C’est donc bien le siège de New York qui a financé la construction du Village Scalabrini dans l’arrondissement d’Ahuntsic-Cartierville, sous forme de prêt assimilable à une hypothèque.
Rentabilité
Aujourd’hui inscrit au rôle d’évaluation foncière, l’immeuble du 655, rue Sauriol Est aurait une valeur de 4 283 100 $ dont la valeur imposable est de 0 $, par la nature d’organisme de charité des Missionnaires scalabriniens. Les bâtiments religieux (église, synagogue, mosquées et temples) sont en effet exemptés de taxes municipales selon l’article 204-8 de la Loi sur la fiscalité municipale.
Questionné à ce sujet, le Padre Giuseppe Fugolo, trésorier de la communauté scalabrinienne, explique que ce montant ne représente que la valeur de l’église. Les travaux menés pour construire le Village Scalabrini, un projet de 51 logements réservés aux 55 ans et plus, auraient coûté « bien plus cher », selon l’instigateur du projet.

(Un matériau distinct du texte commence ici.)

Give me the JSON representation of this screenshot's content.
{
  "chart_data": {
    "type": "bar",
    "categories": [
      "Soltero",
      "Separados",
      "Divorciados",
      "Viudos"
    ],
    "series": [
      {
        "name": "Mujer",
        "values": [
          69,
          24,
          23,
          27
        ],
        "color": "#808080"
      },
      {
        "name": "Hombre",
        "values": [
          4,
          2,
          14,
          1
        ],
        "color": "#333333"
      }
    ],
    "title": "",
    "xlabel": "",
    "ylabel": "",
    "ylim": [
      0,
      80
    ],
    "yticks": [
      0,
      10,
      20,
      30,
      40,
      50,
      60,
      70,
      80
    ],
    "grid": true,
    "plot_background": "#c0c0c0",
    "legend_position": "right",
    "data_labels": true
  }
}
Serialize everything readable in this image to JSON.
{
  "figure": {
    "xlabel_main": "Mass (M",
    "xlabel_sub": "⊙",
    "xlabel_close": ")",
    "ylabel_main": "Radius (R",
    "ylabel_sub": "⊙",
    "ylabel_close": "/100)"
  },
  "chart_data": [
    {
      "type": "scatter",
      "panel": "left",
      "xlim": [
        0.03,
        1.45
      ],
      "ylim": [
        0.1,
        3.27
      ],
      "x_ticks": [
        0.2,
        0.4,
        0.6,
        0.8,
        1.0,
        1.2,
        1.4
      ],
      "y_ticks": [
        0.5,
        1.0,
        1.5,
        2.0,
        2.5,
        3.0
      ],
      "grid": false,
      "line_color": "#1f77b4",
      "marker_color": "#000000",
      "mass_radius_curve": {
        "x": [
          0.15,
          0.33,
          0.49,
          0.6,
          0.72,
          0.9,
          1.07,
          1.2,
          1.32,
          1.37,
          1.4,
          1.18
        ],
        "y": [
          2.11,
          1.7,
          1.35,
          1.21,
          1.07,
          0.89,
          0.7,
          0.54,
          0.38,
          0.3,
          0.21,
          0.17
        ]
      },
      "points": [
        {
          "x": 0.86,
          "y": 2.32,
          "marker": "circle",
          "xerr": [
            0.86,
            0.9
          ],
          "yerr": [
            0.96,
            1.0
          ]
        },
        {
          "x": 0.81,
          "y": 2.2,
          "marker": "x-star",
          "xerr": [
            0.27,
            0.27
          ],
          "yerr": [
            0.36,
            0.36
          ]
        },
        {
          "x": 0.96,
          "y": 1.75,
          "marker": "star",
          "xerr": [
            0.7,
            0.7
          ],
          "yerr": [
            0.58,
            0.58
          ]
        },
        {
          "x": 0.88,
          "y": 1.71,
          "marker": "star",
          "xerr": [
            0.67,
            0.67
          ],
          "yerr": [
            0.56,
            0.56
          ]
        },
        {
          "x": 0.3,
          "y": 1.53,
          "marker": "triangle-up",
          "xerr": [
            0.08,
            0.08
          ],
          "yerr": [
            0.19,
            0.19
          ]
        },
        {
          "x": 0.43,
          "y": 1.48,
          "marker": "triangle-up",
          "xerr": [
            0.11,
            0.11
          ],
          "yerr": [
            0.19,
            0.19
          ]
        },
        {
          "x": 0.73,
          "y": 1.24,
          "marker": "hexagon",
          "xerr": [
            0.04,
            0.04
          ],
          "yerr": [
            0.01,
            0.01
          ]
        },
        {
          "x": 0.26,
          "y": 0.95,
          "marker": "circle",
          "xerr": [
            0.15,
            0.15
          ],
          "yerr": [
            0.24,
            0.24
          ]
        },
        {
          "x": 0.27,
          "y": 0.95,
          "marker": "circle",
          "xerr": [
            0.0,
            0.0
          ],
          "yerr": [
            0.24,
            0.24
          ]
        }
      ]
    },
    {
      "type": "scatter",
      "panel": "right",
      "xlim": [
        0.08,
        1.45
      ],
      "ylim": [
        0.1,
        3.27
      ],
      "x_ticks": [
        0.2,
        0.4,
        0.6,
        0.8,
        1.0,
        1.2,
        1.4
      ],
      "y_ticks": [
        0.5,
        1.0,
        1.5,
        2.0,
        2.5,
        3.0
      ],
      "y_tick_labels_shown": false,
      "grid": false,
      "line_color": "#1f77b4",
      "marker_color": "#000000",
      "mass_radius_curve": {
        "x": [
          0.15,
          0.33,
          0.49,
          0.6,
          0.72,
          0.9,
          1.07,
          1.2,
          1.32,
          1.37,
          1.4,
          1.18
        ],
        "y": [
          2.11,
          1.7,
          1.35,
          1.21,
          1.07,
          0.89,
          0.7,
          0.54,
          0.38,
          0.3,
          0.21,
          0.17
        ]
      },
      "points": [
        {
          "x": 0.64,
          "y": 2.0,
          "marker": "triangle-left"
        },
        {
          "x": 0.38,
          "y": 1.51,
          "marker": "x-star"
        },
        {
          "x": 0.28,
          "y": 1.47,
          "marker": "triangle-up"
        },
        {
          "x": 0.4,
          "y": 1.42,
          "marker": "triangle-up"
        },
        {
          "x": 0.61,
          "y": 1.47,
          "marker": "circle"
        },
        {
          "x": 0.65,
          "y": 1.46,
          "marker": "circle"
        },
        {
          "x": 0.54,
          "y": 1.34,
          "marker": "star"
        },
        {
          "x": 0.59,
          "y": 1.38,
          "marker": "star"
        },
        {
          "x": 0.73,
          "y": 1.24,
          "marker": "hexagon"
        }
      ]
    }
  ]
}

L’agence du revenu du Canada et Revenu Québec reconnaissent eux aussi la communauté religieuse comme un organisme de bienfaisance enregistré (OBE). Les Missionnaires scalabriniens bénéficient donc également d’un avantageux retour de 50 % des taxes TVQ et TPS sur la construction.
Les logements du Village Scalabrini sont des 3 ½, 4 ½ et 5 ½ dont les loyers varient de 900 $ à 2000 $ par mois. Les appartements sont loués au prix du marché et ne seront pas exempts d’augmentation au fil du temps. Ils devraient ainsi rapporter à la communauté scalabrinienne entre 600 000 $ et 800 000 $ par an. À ces bénéfices s’ajoutent d’autres petits revenus, tels que la location de leurs salles d’activités dans l’église.

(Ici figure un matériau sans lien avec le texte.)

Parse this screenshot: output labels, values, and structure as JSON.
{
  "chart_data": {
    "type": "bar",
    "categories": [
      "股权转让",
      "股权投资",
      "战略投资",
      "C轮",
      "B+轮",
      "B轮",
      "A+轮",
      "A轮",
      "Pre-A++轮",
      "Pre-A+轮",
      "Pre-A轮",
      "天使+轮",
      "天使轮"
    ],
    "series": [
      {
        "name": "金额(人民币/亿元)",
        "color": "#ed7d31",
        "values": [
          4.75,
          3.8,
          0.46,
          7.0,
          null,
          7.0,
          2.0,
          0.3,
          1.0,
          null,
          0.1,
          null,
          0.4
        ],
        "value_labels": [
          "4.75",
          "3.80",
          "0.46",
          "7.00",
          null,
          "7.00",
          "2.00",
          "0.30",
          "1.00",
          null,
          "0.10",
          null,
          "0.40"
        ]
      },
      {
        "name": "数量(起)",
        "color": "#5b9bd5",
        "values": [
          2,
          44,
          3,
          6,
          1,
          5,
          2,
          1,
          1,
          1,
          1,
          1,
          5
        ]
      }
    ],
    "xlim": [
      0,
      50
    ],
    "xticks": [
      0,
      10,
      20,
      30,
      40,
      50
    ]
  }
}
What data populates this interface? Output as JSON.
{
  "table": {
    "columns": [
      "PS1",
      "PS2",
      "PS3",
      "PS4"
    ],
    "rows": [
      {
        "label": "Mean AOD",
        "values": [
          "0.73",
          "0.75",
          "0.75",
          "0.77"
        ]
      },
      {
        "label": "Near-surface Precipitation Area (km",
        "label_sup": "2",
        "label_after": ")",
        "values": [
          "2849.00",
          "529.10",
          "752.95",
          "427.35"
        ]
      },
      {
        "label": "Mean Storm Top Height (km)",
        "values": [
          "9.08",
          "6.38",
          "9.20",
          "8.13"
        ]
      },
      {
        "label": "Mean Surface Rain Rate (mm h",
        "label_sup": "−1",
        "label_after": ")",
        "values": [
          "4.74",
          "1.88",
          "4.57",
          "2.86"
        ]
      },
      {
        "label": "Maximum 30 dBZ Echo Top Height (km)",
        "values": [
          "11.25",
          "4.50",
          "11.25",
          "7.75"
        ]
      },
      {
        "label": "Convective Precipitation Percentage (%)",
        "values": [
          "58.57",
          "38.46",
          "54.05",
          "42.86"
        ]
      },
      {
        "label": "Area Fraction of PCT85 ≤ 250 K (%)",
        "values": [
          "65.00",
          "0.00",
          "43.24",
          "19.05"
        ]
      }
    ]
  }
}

Les dépenses quant à elle restent classiques à tout édifice (électricité, chauffage, assurances, réparations, conciergerie, etc.) et s’ajoutent au remboursement du prêt au siège social de New York par les Missionnaires scalabriniens de Montréal. Des événements prendront également place ponctuellement dans l’église, à l’occasion par exemple des fêtes religieuses, et représenteront eux aussi une dépense pour l’organisme.
Répartition des richesses
Il ne fait donc aucun doute que le siège social de New York, dont dépend la communauté montréalaise, ait compris tout l’intérêt financier du projet immobilier pour la mission scalabrinienne, avant de l’appuyer et de le financer. Le projet a aussi été approuvé par le Vatican.

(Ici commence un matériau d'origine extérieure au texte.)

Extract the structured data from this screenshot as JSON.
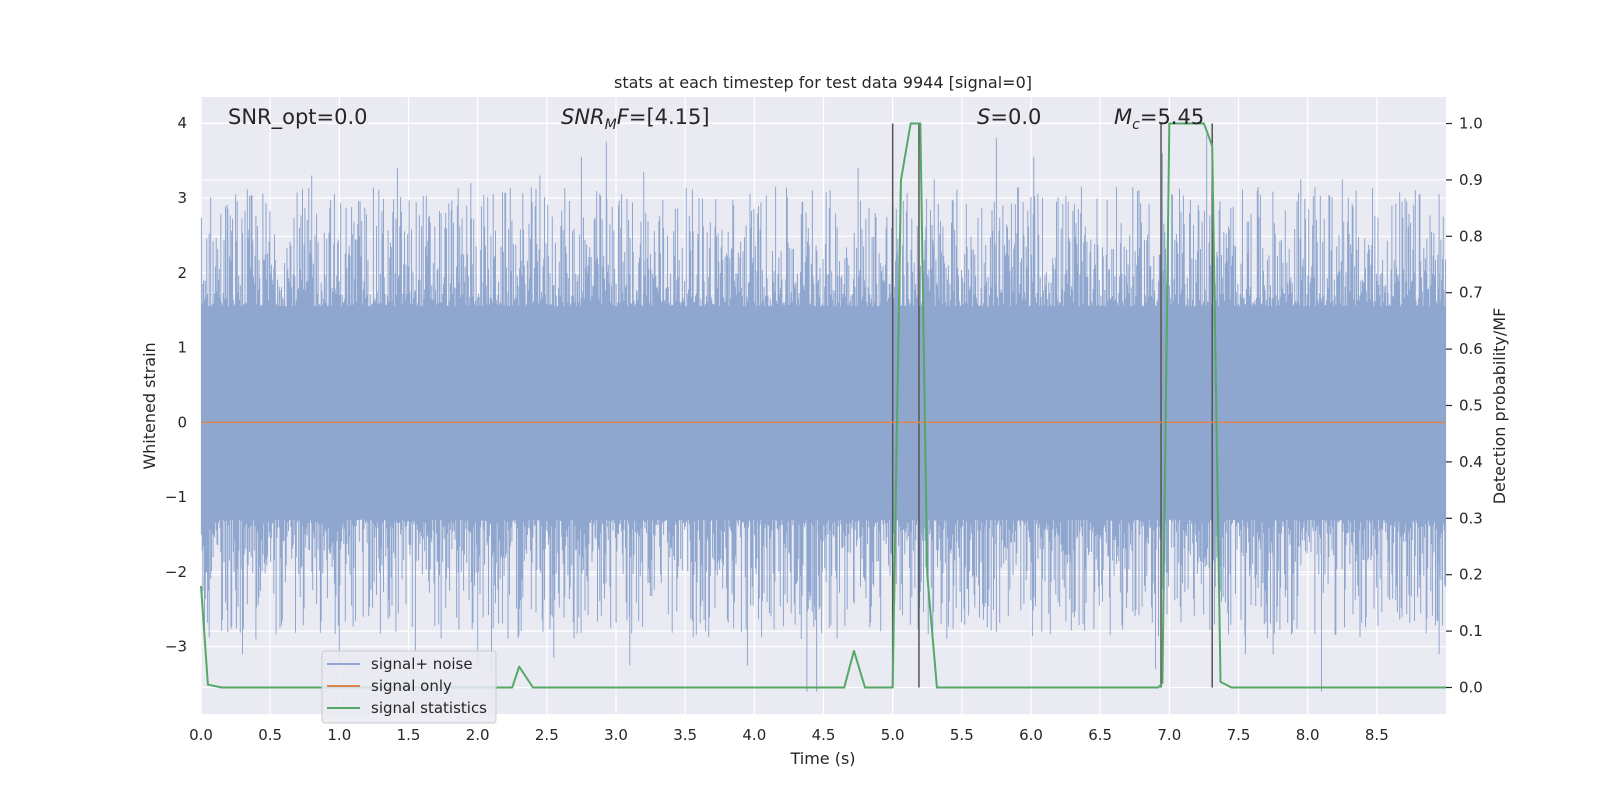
{
  "chart_data": {
    "type": "line",
    "title": "stats at each timestep for test data 9944 [signal=0]",
    "xlabel": "Time (s)",
    "ylabel": "Whitened strain",
    "y2label": "Detection probability/MF",
    "xlim": [
      0.0,
      9.0
    ],
    "ylim": [
      -3.9,
      4.35
    ],
    "y2lim": [
      -0.047,
      1.047
    ],
    "x_ticks": [
      "0.0",
      "0.5",
      "1.0",
      "1.5",
      "2.0",
      "2.5",
      "3.0",
      "3.5",
      "4.0",
      "4.5",
      "5.0",
      "5.5",
      "6.0",
      "6.5",
      "7.0",
      "7.5",
      "8.0",
      "8.5"
    ],
    "y_ticks": [
      "4",
      "3",
      "2",
      "1",
      "0",
      "−1",
      "−2",
      "−3"
    ],
    "y2_ticks": [
      "1.0",
      "0.9",
      "0.8",
      "0.7",
      "0.6",
      "0.5",
      "0.4",
      "0.3",
      "0.2",
      "0.1",
      "0.0"
    ],
    "grid": true,
    "legend_position": "lower-left",
    "annotations": {
      "snr_opt": "SNR_opt=0.0",
      "snr_mf": "[4.15]",
      "s_value": "0.0",
      "mc_value": "5.45"
    },
    "series": [
      {
        "name": "signal+ noise",
        "color": "#8fa6cf",
        "kind": "noise-band",
        "band_core": [
          -1.3,
          1.55
        ],
        "peak_x": [
          0.25,
          0.8,
          1.42,
          1.95,
          2.45,
          2.75,
          2.93,
          3.2,
          3.6,
          4.35,
          4.42,
          4.75,
          5.3,
          5.75,
          6.02,
          6.95,
          7.27,
          7.95,
          8.25,
          8.95
        ],
        "peak_y": [
          3.05,
          3.3,
          3.4,
          3.2,
          3.3,
          3.55,
          3.75,
          3.35,
          3.0,
          2.95,
          3.1,
          3.4,
          3.25,
          3.8,
          3.55,
          3.6,
          3.85,
          3.25,
          3.25,
          3.05
        ],
        "trough_x": [
          0.3,
          1.0,
          1.55,
          2.0,
          2.1,
          2.55,
          3.1,
          3.95,
          4.38,
          4.45,
          5.35,
          5.75,
          6.9,
          7.55,
          7.75,
          8.1,
          8.95
        ],
        "trough_y": [
          -3.1,
          -3.2,
          -3.05,
          -3.3,
          -3.35,
          -3.15,
          -3.25,
          -3.25,
          -3.6,
          -3.6,
          -2.7,
          -2.8,
          -3.3,
          -3.1,
          -3.1,
          -3.6,
          -3.1
        ]
      },
      {
        "name": "signal only",
        "color": "#dd8452",
        "axis": "left",
        "x": [
          0.0,
          9.0
        ],
        "y": [
          0.0,
          0.0
        ]
      },
      {
        "name": "signal statistics",
        "color": "#55a868",
        "axis": "right",
        "x": [
          0.0,
          0.05,
          0.15,
          2.25,
          2.3,
          2.4,
          4.65,
          4.72,
          4.8,
          5.0,
          5.06,
          5.13,
          5.2,
          5.25,
          5.32,
          6.92,
          6.95,
          7.0,
          7.25,
          7.31,
          7.37,
          7.45,
          9.0
        ],
        "y": [
          0.18,
          0.005,
          0.0,
          0.0,
          0.037,
          0.0,
          0.0,
          0.065,
          0.0,
          0.0,
          0.9,
          1.0,
          1.0,
          0.2,
          0.0,
          0.0,
          0.008,
          1.0,
          1.0,
          0.96,
          0.01,
          0.0,
          0.0
        ]
      }
    ],
    "vertical_markers_x": [
      5.0,
      5.19,
      6.94,
      7.31
    ]
  }
}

Si une partie des bénéfices des loyers sera utilisée pour le maintien de l’église, la majorité sera réimplantée dans les missions scalabriniennes dans le monde entier.
Rosaria Monaco, coordinatrice du centre des services scalabriniens aux immigrants, assure que les recettes serviront en effet à l’aide internationale (en Haïti, au Vietnam, en Afrique ou en Amérique du Sud, par exemple), mais qu’«une part des retombées servira à la mission scalabrinienne au Canada» également.
Les revenus provenant des pays riches servent ainsi à financer les œuvres scalabriniennes d’un pays plus pauvre. Les communautés américaines sont elles aussi nombreuses et prospères. Elles ont par ailleurs lancé le modèle de Village Scalabrini : un projet immobilier dont les recettes servent à la mission humanitaire de l’organisme de bienfaisance.
Ces Villages ou Villas Scalabrini, présentes partout sur la planète, sont des résidences de vie pour les personnes âgées autonomes. Elles servent également de maisons de retraite pour les vieux pères scalabriniens.
Ici à Ahuntsic-Cartierville, c’est le Père Giuseppe Fugolo qui en sera le premier bénéficiaire, et par ailleurs le seul : manquant de prêtres à Montréal, ce sont finalement des personnes âgées autonomes qui vivront majoritairement au 655, rue Sauriol Est, dont les logements sont presque tous loués à l’heure actuelle.
Le Village de Montréal se différencie de ses cousins à l’étranger par sa mission communautaire qui rouvrira bientôt au sein de l’église Santa Rita, comme le Journal des voisins vous en faisait état hier.
Cette enquête a été réalisée en collaboration avec Jean Paul Dubreuil, recherchiste.